Hadits Nabi SAW. Seputar Akekah

  • Salah satu hadits tentang aqiqoh ialah sabda Nabi Muhammad Shallallahu ‘alaihi Wasallam yang diriwayatkan oleh Imam Ahmad, Imam Tirmidzi & Imam Ibnu Majah yang artinya : “Setiap anak yang lahir tergadai oleh aqiqohnya, disembelihkan (kambing) atasnya pada hari ke-7, dipotong rambutnya, & dikasih nama.”
  • Dalam hadits lainnya yang diriwayatkan oleh Imam Bukhari, yaitu : Dari Salman bin ‘Amir ad-Dhabiy, Nabi Muhammad SAW. bersabda, “Aqiqah dilakukan sebab lahir seorang bayi, maka sembelihlah hewan dan hilangkan semua gangguan.”
  • Dari Aisyah RA, Rasulullah Muhammad Shallallahu ‘alaihi Wasallam bersabda: “Bayi laki-laki diakekahi dengan 2 domba atau kambing yang sama dan bayi wanita satu domba/kambing.” Hadits itu shahih, & diriwayatkan oleh Ahmad, Tirmidzi, &  Ibnu Majah.
  • ‘Amr bin Syu’aib berkata dari ayahnya, dari kakeknya yang berkata bahwa Rasulullah Shallallahu ‘alaihi Wasallam bersabda: “Barang siapapun di antara Kamu yang akan memotong (kambing) dikarenakan kelahiran bayi, maka hendaklah Ia melaksanakan untuk anak laki-laki dua kambing atau domba yang mirip & perempuan satu domba / kambing.” Hadits itu diriwayatkan oleh Imam Abu Dawud, Imam Nasa’I, Imam Ahmad, & Syaikh Abdur Razaq.
  • Sayyidah Fatimah binti Rosulullah SAW berkata bahwa dikala Sayyiduna Hasan lahir, Rasulullah Shallallahu ‘alaihi Wasallam bersabda: “Cukurlah rambutnya &  bersedekahlah dengan perak kepada orang miskin seberat timbangan rambutnya.” Hadits itu diriwayatkan oleh Imam Ahmad, Imam Thabrani, dan Imam Baihaqi.

 

 

Hukum Aqiqoh Dalam Islam

Para ulama mempunyai pendapat yang ada perbedaan mengenai hukum aqiqoh, yang terbagi dalam dua suara, yakni sunnah dan  wajib.
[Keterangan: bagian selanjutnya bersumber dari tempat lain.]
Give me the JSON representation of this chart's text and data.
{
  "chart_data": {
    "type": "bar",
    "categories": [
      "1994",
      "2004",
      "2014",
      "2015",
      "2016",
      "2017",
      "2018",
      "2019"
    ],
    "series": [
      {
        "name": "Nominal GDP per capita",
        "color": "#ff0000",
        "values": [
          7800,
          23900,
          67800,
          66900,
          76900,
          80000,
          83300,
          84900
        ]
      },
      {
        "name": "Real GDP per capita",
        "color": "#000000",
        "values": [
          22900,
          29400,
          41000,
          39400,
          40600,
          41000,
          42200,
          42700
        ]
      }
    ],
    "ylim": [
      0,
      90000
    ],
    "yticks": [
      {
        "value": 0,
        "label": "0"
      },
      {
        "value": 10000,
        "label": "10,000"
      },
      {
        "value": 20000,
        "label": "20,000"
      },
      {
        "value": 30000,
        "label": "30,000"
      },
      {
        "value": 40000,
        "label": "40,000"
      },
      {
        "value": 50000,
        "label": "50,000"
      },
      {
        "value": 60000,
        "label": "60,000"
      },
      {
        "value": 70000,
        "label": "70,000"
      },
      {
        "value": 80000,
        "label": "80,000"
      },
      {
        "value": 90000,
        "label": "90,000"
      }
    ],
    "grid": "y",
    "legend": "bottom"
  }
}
Dan  pandangan jumhur atau mayoritas ulama mengungkapkan bahwasanya hukum akikah adalah sunnah. Akan tetapi, mereka yang lapang semestina tidak meninggalkan syari’at aqiqah ini, karena mereka diberikan rezeki yang lebih oleh Allah SWT. Kemudian, ada juga yang berpendapat bahwasanya aqiqoh ialah amalan yang hukumnya sunah muakkad, atau juga sunnah yang sangat dianjurkan, berdasarkan pendapat Sayyid Sabiq rahimatullah.

INFO LAINNYA :  Hukum Aqiqah Saat Seseorang Telah Dewasa

Pelaksanaan Aqiqoh

Seperti yang sudah Ayah ketahui, aqiqah dilaksanakan dikala seseorang sudah lahir. Kapan tepatnya waktu terbaik yang dianjurkan aqiqoh dilakukan itu berbeda-beda, mulai dari setelah bayi lahir, 7 hari sesudahnya (seperti sabda Rasulullah Shallallahu ‘alaihi Wasallam dalam salah 1 hadits di atas), 14 hari, &  seterusnya. Oleh sebab itu, untuk Ayah Dan Bunda &  keluarga yang telah baligh tapi  belum diaqiqahI bertanya-tanya apa orang diperbolehkan beraqiqah saat sudah dewasa? Selain itu, Ayah Dan Bunda mungkin bertanya-tanya mengenai hukum pelaksanaan aqiqah diri sendiri, mengingat tak sedikit pula orang-orang yang melakukannya.

Hukum Aqiqoh Dikala Seseorang Telah Dewasa

Pertama, apa seseorang diperbolehkan diaqiqahi oleh orang tuanya dikala dia telah baligh? Seperti yang sudah dibahas di atas, salah satu dalil yang membahas syari’at akekah ini menyinggung mengenai waktu yang dianjurkan mengerjakan akekah, yaitu pada hari ketujuh dengan menyembelihkan kambing / domba, mencukur rambut sang anak, dan memberikannya nama. Para ulama ahli fikih menyepakati bahwasanya hari ke-7 sesudah lahir sang anak adalah waktu terbaik pelaksanaan akikah. Lalu, apabila tak dapat menjalankannya pada hari ketujuh, apakah aqiqoh kemudian jadi gugur?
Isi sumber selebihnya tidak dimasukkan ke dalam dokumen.